Bangassou, le 24 mai 2026 (RJDH)—-Pendant trois jours, Bangassou a accueilli un atelier d’engagement communautaire consacré à la justice transitionnelle, réunissant une vingtaine d’acteurs locaux autour des enjeux de paix, de réconciliation et de promotion des droits humains. Organisée du 20 au 22 mai à la radio Mbari FM par un consortium d’organisations de la société civile avec l’appui de la Division des droits de l’homme de la MINUSCA, cette rencontre visait à renforcer l’implication des communautés dans les mécanismes de reconstruction du tissu social.

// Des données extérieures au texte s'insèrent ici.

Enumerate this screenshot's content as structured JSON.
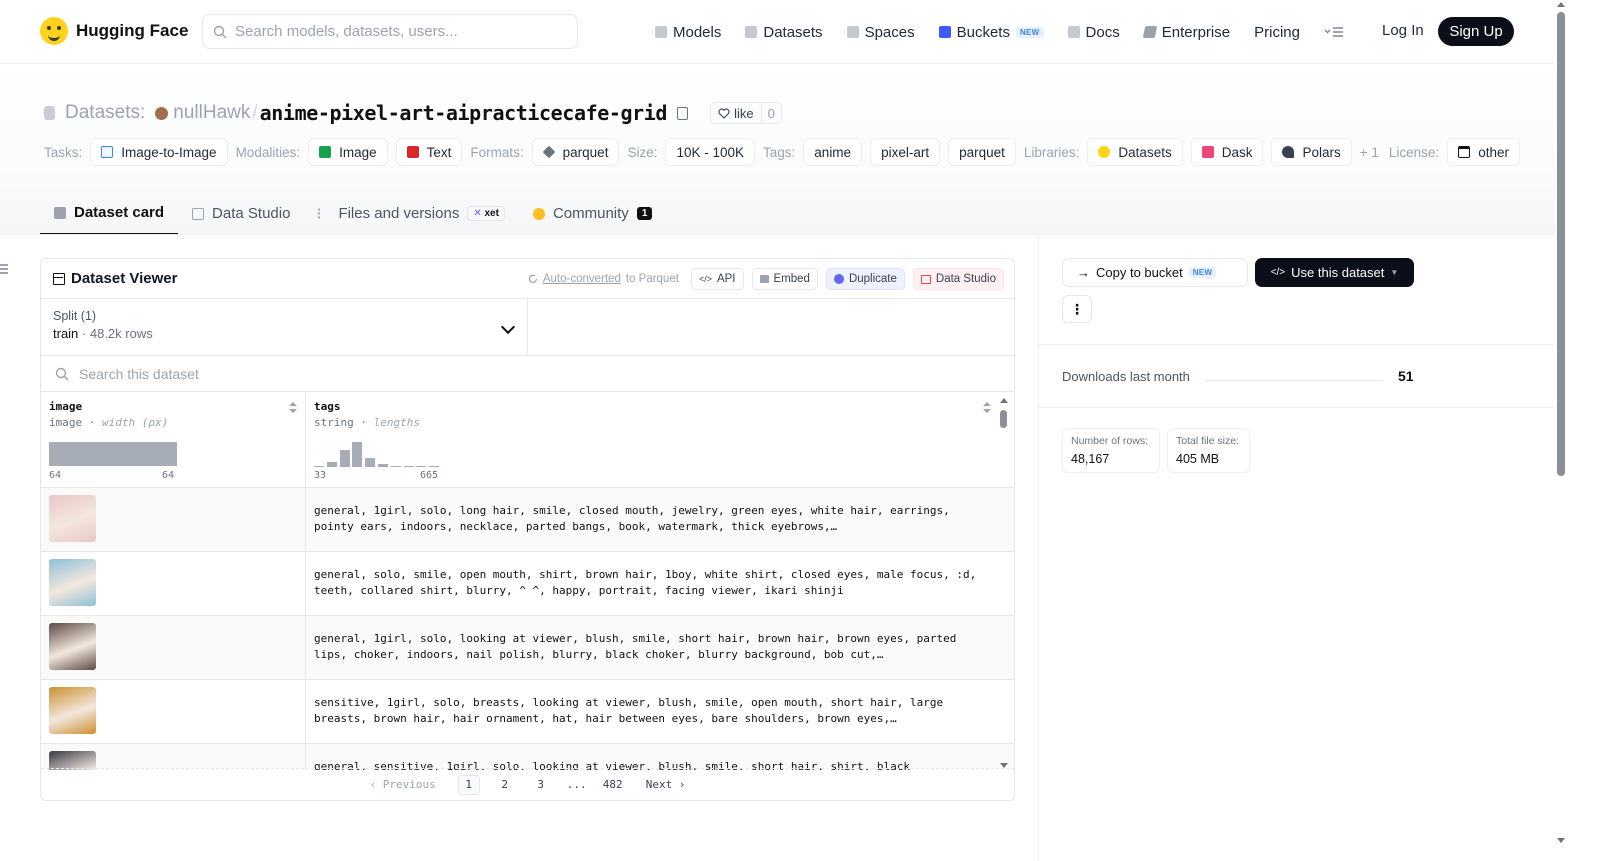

La cérémonie d’ouverture a été présidée par Victor Bissekoue, gouverneur de la région du Haut-Oubangui et préfet du Mbomou. Devant les participants, il a insisté sur le rôle essentiel de la justice transitionnelle dans le rétablissement de la cohésion sociale et de la paix durable dans les communautés affectées par les crises.
Déployée à Bangassou du 19 au 26 mai 2026, la mission était conduite par Diane Adoum, présidente de l’organisation Fille Femme Vaillante de Centrafrique (FEVCA). Elle était accompagnée de plusieurs représentants d’organisations de la société civile, notamment Landry Mokopala du Collectif national des victimes (CENAV), Maruis Poussinga du Réseau des jeunes des Nations unies (ROJALNUD), Fernand Mande Djapou du Groupe de travail de la société civile sur la justice transitionnelle (GST-JT) ainsi que Achille Batia de l’Observatoire de la parité en Centrafrique (OCA-Just).
Les échanges ont porté sur plusieurs thématiques majeures, notamment les piliers de la justice transitionnelle, le fonctionnement de la Commission Vérité, Justice, Réparation et Réconciliation (CVJRR), les mécanismes alternatifs de règlement des conflits et le rôle de la chefferie traditionnelle dans la prévention des tensions communautaires.
L’atelier a réuni 20 participants, dont 8 femmes et 12 hommes issus d’organisations de femmes et de jeunes, des conducteurs de taxi-motos, des confessions religieuses ainsi que des autorités locales. Les représentants de la MINUSCA et les autorités administratives de la région ont également pris part aux travaux.
Au terme de cette session, les participants se sont engagés à devenir des relais communautaires et des ambassadeurs de la justice transitionnelle afin de promouvoir la réconciliation et le vivre-ensemble dans leurs localités respectives.